Polizei im Dauerstress

Die Ausschreitungen in Prenzlauer Berg nach einer Solidaritätsdemo könnten ein Vorgeschmack auf die Proteste gegen den G-8-Gipfel sein, befürchtet die Polizei

Auf einen solchen Ansturm war die Polizei nicht vorbereitet: Mit gerade einmal 300 Menschen hatte sie gerechnet. Doch spätestens, als die Demo vom Hackeschen Markt kommend in die Kastanienallee abbog, war die 1.000er-Grenze überschritten. Beobachter schätzen, dass es am Ende an der U-Bahn-Station Eberswalder Straße doppelt so viele waren, darunter viele Jugendliche. Dort kam es dann zur Randale. Der Kommentar eines Polizisten: „Und alles nur wegen eines Jugendzentrums in Kopenhagen.“

800 Beamte waren bis zum späten Samstagabend damit beschäftigt, die Lage in Prenzlauer Berg in den Griff zu kriegen. Flaschen flogen durch die Luft, auch Böller, nach Angaben eines Sprechers warfen einige Demonstranten Steine. Am Ende zählte die Polizei neun beschädigte Autos, eine demolierte Fensterfront einer Bankfiliale und acht Festnahmen. Die Vorwürfe wiegen schwer: Landfriedensbruch, Verstoß gegen das Versammlungsgesetz, Widerstand gegen Polizeibeamte, versuchte Gefangenenbefreiung und Körperverletzung. Etwa 20 Demonstranten erhielten Platzverweise.

Die Berliner Polizei befürchtet, dass die unerwartet große Demo gegen die Räumung des Kopenhagener Jugendhauses „Ungdomshuset“ bloß ein Vorgeschmack dessen ist, was in den kommenden Wochen auf sie zukommt.
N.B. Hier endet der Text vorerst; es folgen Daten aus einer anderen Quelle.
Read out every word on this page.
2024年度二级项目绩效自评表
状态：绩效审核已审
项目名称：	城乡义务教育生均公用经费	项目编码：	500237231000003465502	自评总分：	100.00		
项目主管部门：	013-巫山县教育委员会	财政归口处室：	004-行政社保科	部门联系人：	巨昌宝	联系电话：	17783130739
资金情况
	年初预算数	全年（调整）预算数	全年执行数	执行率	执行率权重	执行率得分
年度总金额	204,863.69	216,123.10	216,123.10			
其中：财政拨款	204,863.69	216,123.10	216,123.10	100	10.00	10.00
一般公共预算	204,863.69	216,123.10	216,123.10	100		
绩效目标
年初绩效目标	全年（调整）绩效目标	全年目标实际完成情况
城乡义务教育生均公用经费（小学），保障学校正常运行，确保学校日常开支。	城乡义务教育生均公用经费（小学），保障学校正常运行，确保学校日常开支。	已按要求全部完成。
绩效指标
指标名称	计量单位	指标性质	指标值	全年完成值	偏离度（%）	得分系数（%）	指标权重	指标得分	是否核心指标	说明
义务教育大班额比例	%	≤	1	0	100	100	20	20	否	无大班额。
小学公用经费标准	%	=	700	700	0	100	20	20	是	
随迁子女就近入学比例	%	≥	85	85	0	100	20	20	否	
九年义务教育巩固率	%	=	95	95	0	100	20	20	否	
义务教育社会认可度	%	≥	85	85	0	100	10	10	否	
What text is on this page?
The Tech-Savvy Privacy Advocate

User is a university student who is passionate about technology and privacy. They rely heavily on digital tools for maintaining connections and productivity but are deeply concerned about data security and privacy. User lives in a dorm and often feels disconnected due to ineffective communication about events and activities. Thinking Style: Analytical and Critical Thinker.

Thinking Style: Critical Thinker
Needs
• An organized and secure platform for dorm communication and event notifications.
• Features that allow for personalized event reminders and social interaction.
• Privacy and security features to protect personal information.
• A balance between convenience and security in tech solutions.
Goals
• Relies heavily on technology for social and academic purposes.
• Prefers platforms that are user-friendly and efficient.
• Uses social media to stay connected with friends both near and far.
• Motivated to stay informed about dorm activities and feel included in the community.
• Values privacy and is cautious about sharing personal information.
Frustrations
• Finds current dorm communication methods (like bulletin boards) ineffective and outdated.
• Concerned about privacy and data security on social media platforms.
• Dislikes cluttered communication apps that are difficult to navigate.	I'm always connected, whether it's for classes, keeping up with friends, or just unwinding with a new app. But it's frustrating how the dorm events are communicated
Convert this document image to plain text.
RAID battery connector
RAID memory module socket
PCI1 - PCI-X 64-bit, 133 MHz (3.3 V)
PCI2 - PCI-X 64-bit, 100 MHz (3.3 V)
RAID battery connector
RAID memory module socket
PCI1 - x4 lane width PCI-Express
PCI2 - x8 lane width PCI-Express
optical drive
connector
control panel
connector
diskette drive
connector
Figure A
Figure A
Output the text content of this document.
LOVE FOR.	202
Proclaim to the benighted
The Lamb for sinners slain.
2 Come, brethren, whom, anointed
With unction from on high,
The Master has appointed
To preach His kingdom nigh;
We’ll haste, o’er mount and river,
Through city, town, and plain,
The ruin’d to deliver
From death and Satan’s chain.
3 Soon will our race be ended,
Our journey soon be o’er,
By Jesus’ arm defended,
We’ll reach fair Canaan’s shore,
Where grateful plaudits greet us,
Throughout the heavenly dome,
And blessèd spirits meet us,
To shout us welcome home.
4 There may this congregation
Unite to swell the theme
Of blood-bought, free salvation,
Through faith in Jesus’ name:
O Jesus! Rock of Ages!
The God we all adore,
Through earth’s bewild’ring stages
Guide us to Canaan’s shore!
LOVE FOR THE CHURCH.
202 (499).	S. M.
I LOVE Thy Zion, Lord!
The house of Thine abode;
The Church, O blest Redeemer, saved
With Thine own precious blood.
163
Bereits Ende des Monats treffen sich in Berlin die EU-Staats- und Regierungschefs, um den 50. Jahrestag der Gründung des EU-Vorgängers Europäische Wirtschaftsgemeinschaft (EWG) zu feiern.

Umrahmt wird der Gipfel von einem Fest, zu dem am Brandenburger Tor hunderttausende Menschen erwartet werden. Gleichzeitig haben Globalisierungskritiker zu einer Großdemo aufgerufen. „Wir erwarten eine gewaltfreie Demonstration, beobachten aber auch sehr sorgfältig, was sich in der militanten Szene tut“, sagte Polizeipräsident Dieter Glietsch gestern. Er schloss nicht aus, dass abhängig von der aktuellen Lage mehr als 5.000 Beamte im Einsatz sein werden.

Zweiter Großeinsatz: 1. Mai. Zum 20. Mal jährt sich dieses Jahr die Kreuzberger Nacht von 1987, in der es nach dem Brand eines Supermarkts zu stundenlangen Straßenschlachten kam – die Geburtsstunde des Revolutionären 1. Mai. Autonome Gruppen, die in den vergangenen Jahren kaum mehr präsent waren, sind nun wieder aktiv.

Nur ein Monat später findet dann der große G-8-Gipfel in Heiligendamm statt. Mit wie vielen Beamten sich die Hauptstadt am Polizeiaufgebot in Mecklenburg-Vorpommern beteiligen wird, steht nach den Worten Glietschs zwar noch nicht fest. Doch schon jetzt häufen sich auch in Berlin die Brandanschläge, die im Zusammenhang mit dem Gipfel stehen, zuletzt vor wenigen Tagen auf ein Gebäude der Dussmann-Gruppe in Pankow. „Ich rechne damit, dass die Serie der Brandanschläge noch nicht zu Ende ist“, so Glietsch.